I was driving home from the retreat when a thought popped into my head unannounced. I had a sudden vision of a fish-tank. I’ve used the metaphor of fishing many times in my coaching to get across the idea of the Three Principles. The ocean is Mind, the fishing rod is our connection to it, (or Consciousness), and the fish represent Thought. The ocean has no boundaries, so when we cast our line we have no idea what we will catch, or if we will catch anything at all. It occurred to me that a human being with set ideas, unable to quiet their mind long enough to have a new thought, is like a fisherman who, instead of the boundless ocean, casts into his or her personal ‘fish-tank’ of thoughts. They know what’s in there, and they are comforted by the certainty of what they will catch. But that certainty, that sense of comfort, is the very thing that’s holding them back, shutting out new thoughts as surely as the glass of the fish-tank stops the fish from escaping.
Wisdom is inside each one of us, but we have to be open to it. We have to allow it to come to the surface in its own time. Meditation will help this process along. Hearing, and sharing, the message of the Three Principles that underlie all human experience is the best way to have a new thought, and possibly bring about a transformation in your life.

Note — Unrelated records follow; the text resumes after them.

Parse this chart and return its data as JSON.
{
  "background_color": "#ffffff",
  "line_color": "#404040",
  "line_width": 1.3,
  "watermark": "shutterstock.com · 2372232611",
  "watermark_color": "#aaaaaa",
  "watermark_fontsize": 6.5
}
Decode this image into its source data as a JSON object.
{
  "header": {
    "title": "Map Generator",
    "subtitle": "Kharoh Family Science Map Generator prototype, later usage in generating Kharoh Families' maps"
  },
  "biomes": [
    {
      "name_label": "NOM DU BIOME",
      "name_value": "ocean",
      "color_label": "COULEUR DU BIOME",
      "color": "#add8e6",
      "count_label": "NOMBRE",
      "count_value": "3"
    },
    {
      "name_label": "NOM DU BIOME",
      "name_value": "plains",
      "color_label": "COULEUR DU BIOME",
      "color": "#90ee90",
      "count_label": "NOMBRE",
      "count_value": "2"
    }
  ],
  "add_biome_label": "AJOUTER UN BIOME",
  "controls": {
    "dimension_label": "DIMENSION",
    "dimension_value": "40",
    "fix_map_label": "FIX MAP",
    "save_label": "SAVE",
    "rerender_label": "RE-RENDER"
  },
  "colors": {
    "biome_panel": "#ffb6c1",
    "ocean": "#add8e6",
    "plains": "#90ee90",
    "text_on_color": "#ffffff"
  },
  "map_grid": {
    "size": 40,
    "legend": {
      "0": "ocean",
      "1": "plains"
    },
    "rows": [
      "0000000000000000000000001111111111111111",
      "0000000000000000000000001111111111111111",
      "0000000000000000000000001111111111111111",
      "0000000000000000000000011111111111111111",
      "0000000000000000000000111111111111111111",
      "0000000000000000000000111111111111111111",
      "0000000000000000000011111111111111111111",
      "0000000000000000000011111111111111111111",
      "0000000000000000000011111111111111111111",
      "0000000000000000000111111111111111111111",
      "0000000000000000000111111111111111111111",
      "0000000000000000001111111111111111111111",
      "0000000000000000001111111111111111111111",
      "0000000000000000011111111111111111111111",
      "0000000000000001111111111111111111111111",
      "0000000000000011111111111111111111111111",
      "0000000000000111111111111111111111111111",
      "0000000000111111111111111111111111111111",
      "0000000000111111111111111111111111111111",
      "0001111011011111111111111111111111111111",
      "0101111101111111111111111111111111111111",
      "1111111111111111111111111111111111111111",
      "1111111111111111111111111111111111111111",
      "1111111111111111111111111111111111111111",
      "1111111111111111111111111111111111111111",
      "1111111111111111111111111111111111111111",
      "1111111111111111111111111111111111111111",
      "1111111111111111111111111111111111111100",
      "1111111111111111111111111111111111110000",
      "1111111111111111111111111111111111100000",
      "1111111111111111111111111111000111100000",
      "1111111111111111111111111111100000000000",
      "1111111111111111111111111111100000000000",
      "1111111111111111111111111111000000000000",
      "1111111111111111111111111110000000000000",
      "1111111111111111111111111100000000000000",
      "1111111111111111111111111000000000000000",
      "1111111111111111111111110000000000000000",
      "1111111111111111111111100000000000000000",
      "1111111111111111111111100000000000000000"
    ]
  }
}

Eric fished for salmon all day and caught more than a dozen. However, after the pleasure of catching his first one he quickly became bored, (just as his wife did later on with the taste of salmon). Stan caught a couple of red snappers in the morning then hooked a young thresher shark, which nearly capsized his boat before it got away. In the afternoon he drifted with the tide and watched the sun slowly set. A perfect day’s fishing.